The most exciting moment this year was inevitably the announcement of Ncuti Gatwa as the next-ish Doctor. The brief moment of him in the trailer after The Power of the Doctor was enough to get everyone excited about his take on our favourite Time Lord. I've not seen him act in anything yet, and am holding off from watching Sex Education so that his performance as the Doctor is as surprising and fresh to me as it can be. Not being a Coronation Street watcher, I also find Millie Gibson, cast as companion Ruby Sunday, to be an unknown quantity. The picture of these two future stars of Doctor Who in costume released recently was great to see. They're a youthful (Gibson wasn't born when the relaunched 21st century version of Doctor Who went into pre-production) and exciting new team, and it does feel like a big new start for the show after what will be a bit of nostalgia in the anniversary year stories with David Tennant and Catherine Tate. Talking of looking back, with less new stories on TV, the older back catalogue releases could have filled the schedule, but there were fewer of those releases too. The Blu-ray collection sets have maintained the great level of quality established in previous years, so it was a shame to only get two of them in 2022. The box-set for Colin Baker's first full season 22 was another opportunity to see lots of behind the scenes material that was kept from that time, as well as new documentaries. A highlight was Matthew Sweet's three linked 'In Conversation' interviews with the series' heroes Colin Baker and Nicola Bryant, and its biggest villain, Michael Grade (who as the controller of BBC1 in 1985 tried to cancel Doctor Who). At the other end of the year, the first ever black-and-white set came out with the William Hartnell-starring season 2. Seeing these old episodes on Blu-ray is a minor miracle in itself, but the extras are good too (I'm still working my way through the set at the time of writing).
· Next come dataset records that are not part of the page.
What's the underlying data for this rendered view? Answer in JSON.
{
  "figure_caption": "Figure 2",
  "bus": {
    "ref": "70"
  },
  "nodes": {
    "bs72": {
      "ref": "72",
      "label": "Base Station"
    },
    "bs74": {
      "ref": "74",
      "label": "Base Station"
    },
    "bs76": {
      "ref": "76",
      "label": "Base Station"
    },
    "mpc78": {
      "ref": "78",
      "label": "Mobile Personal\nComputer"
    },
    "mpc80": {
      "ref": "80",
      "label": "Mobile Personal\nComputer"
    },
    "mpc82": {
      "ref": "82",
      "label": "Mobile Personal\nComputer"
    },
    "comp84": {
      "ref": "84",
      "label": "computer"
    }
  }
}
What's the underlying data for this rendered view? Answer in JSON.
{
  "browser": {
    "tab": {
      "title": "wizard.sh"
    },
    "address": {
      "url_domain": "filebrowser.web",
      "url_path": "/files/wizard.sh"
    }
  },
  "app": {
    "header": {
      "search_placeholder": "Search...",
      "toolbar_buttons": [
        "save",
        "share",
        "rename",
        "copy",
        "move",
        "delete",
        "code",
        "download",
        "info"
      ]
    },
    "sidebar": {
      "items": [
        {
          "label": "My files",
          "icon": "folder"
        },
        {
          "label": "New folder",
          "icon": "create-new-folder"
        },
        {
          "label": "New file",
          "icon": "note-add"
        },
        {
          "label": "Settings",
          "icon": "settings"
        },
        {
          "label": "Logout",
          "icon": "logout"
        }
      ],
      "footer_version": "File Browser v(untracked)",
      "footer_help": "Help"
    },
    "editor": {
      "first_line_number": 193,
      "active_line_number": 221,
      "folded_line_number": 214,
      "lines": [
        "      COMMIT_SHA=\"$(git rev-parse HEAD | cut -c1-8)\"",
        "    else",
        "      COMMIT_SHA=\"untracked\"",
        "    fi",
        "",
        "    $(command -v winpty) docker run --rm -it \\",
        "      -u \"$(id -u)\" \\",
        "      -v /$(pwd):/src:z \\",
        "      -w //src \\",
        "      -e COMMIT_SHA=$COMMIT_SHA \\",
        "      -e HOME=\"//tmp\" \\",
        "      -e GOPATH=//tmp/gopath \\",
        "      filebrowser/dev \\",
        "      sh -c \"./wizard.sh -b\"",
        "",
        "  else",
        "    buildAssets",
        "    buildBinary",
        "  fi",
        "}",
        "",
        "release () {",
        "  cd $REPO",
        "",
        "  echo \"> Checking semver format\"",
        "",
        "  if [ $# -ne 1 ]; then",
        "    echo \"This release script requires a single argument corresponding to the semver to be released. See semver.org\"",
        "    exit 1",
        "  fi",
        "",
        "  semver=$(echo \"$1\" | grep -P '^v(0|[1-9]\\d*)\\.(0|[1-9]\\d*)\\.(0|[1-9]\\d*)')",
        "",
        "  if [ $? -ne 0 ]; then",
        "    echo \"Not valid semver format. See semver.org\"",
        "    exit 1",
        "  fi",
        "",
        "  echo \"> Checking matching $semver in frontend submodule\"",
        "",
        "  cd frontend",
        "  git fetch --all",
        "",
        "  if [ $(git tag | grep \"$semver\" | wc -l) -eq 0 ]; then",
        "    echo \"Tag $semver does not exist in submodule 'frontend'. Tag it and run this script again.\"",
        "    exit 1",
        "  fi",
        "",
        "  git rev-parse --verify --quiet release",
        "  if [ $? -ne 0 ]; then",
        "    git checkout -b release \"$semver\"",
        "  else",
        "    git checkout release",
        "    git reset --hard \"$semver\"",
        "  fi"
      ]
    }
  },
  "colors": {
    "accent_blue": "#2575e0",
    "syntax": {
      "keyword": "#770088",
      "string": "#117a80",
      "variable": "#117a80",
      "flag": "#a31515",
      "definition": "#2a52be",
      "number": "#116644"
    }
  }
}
Previous years have had animated story releases as well as box sets of old and new seasons, but in 2022 that came to an end (or at least a pause). The final one was The Abominable Snowmen released in September, which I was lucky enough to see at the BFI Southbank in London (see the blog post here for more details). I got to enjoy similar events there for the aforementioned Colin Baker set (blogged about here) and the preview of the 4K restorations of the 1960s Dalek films (see the Deeper Thoughts section of tangentially connected TV story The Chase). I missed the recent event to tie into the Season 2 boxset in October as I had clashing commitments during half term. I hope to be able to go to more such events in 2023, though the lack of animations may reduce the opportunities somewhat. The reason the animations ceased was because a proportion of the budget was put in by BBC America. Recently, announcements gave the reason why: BBC America would no longer be showing Doctor Who as a deal had been done with Disney+ for them to be the home of Who outside the UK. Reportedly, there is going to be a more generous amount of funding flowing from the House of Mouse for extra-curricular activity (spin-offs have been talked about, for a start). Does this mean the animations could start up again soon? I'd like that very much. In the wider world, this was the year that saw a UK prime minister come within a whisker of leaving power before a single Doctor Who story was broadcast during their tenure, which would have been the first time it had happened since the show began. It's a while before the next stories will be broadcast, so we may see that happen to the next guy, who knows? I also had a holiday in the filming location for Gallifrey in Hell Bent, which was nice. Aside from Blu-rays I haven't really bought much in the way of merchandise, but there's not many sleeps to go until Christmas now, maybe I'll find something in my stocking on the big day. Merry Christmas!


In Summary:

Incidentally, a Happy Kylie-mas to all of you on Sto!